"Well, At Least Our Pants Fit Better"

It's funny what you take for granted until you can't have it anymore.

Like rain during the summer. Or sleep until you have children. Or electricity until a power outage.

Or food till you're a diabetic....or married to one.

This last Thursday (07-31-08), my husband was diagnosed as having diabetes. It came out of nowhere and surprises everyone we tell. He doesn't seem to fit into the nice little "categories" of people that we usually hear as having diabetes. He's not obese, inactive, older, and has no family history of the disease.

It's only been five days, and yet so many things have changed so drastically, and a kaleidoscope of emotion is constantly whirling about. It's so easy to be frustrated by something that affects your health that you had no control over. Though he hasn't spoken it aloud, I'm sure the thought "why me?" has crossed his mind. It's certainly crossed mine. It doesn't seem fair that a 27 year old with no weight problems should have to suddenly change every eating habit he ever had, while others can eat whatever they want and weigh whatever they weigh with no consequences. I admit to feelings of fear over it as well. I have known this person for thirteen years now, and I've never ever considered the possibility that he would face a chronic disease. I've considered his mortality in relation to his pursuit of a civil service job, either police or fire. And I'd come to terms with the remote risks associated with these careers. But never have I considered that his threat would come from his own blood.
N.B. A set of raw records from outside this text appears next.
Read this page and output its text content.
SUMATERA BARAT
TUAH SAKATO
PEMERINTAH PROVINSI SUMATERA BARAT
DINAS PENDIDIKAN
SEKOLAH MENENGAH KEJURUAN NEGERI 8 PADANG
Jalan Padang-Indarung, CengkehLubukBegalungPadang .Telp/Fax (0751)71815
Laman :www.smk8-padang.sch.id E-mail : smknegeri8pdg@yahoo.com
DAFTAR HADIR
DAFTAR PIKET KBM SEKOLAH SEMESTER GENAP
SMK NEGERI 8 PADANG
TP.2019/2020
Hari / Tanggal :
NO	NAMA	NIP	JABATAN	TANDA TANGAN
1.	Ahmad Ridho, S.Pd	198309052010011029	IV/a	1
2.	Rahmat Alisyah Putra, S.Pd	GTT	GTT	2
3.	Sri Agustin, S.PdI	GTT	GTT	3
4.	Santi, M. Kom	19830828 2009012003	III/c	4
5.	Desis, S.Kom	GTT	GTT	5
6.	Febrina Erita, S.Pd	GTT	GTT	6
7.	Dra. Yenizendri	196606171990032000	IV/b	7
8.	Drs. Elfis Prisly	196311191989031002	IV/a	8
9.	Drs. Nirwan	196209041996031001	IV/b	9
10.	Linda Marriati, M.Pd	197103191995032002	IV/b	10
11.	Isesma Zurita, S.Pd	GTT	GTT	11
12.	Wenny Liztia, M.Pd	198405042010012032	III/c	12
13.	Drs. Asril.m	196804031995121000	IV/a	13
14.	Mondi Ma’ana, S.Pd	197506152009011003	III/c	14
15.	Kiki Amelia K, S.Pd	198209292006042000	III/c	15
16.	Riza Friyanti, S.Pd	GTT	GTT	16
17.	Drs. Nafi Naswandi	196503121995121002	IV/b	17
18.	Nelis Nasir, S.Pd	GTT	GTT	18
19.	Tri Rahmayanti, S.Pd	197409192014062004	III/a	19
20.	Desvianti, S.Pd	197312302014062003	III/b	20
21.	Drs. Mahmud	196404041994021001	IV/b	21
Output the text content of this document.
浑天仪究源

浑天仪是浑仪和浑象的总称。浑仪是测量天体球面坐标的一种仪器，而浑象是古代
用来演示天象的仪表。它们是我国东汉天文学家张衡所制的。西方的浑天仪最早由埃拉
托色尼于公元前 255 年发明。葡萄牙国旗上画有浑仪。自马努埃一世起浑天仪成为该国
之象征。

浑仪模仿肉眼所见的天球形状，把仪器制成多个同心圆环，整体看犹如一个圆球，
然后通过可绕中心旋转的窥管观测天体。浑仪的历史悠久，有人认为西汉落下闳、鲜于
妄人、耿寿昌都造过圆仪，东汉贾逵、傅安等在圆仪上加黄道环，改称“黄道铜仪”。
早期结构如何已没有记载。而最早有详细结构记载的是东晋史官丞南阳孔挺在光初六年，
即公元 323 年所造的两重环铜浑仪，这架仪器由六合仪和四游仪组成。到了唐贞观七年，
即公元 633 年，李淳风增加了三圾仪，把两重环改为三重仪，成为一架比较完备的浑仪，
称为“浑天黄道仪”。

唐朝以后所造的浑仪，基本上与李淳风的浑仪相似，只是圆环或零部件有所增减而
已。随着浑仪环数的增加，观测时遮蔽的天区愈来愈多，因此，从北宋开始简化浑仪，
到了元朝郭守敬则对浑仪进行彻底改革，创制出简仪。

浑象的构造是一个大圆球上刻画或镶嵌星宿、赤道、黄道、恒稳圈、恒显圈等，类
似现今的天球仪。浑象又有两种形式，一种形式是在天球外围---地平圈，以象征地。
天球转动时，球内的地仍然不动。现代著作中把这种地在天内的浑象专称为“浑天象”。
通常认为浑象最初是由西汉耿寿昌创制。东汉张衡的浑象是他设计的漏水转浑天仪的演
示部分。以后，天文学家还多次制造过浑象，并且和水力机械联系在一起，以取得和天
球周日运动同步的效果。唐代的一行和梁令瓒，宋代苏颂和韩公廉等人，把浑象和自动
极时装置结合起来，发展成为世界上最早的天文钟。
We're doing our best to focus on the positives. It's actually a good thing it was discovered at such a young age. He can take steps to minimize complications now, instead of spending the next twenty years dragging around bad eating habits that would make changes so much more difficult. We've already begun to lose some weight, which, unless you're a newborn baby, is pretty much always a good thing. We feel better because we're not eating junk. And by far the best thing is that our relationship is strengthened through this circumstance. We are each other's allies in this battle. Trials have a way of sealing the bond between us.

But my heart still hurts for him. It seems so silly to get so worked up about food, but anyone who has had to make drastic changes to their diet knows how difficult it can be. We never really considered what we were eating or how much we were eating and now it's like culture shock. Nobody really follows those "serving sizes" listed on foods until they have to. Nobody thinks about that ice cream cone, or the plate full of pasta, or the cold Pepsi on a hot day until someone tells you that those foods are off limits to you. And as his wife, I can't let him go through this alone. I ate some rice today and felt so guilty afterwards. Seth loves rice. And I love Seth. So, this new way of life is for our whole family, not just him. Of course, he told me that I didn't have to eat like he did, but I told him no way was he going to lose weight and be all healthy while I sported love handles and chowed on pastries.

I know the day will come when we have adjusted and we don't really mind our way of life anymore. Gradually, we'll get used to this disease; we'll understand it; we'll know how to manage it. It will not always be at the top of our priorities or the topic of our conversations. There will come a time when we're not starving all the time and we actually will prefer the taste of Diet Rite. And above all, I believe that God will use this to help others. Diabetes is not beyond God's control or His ability to work. I know we will see good things come from this.

But for the next few weeks, if you see us and we seem jittery or miserable, it's only because we're hungry and we'd give anything to eat your brownies. It's nothing personal.

Comments

Noelle said…
Yes God does have a way of bringing things out of the blue and changing our "normal" inside out. But, when He does, he also give the grace and strength to handle it. It seems that you are growing together through it and that its great. Cling to Him and love each other. Diabetes will be a part of your life, but it will not control your life. This is where I break into Twila Paris' "God is in Control....we believe that His children will not be forsaken ..."
Hang in there.
Love,
Noelle
Noelle said…
That should be "turning our 'normal' inside out"
Noelle said…
Okay - I retyped my first comment b/c it didn't post. Now I see it had to be approved first. Sorry for the confusion.
Miranda said…
I feel a little guilty when I have something carbish now too.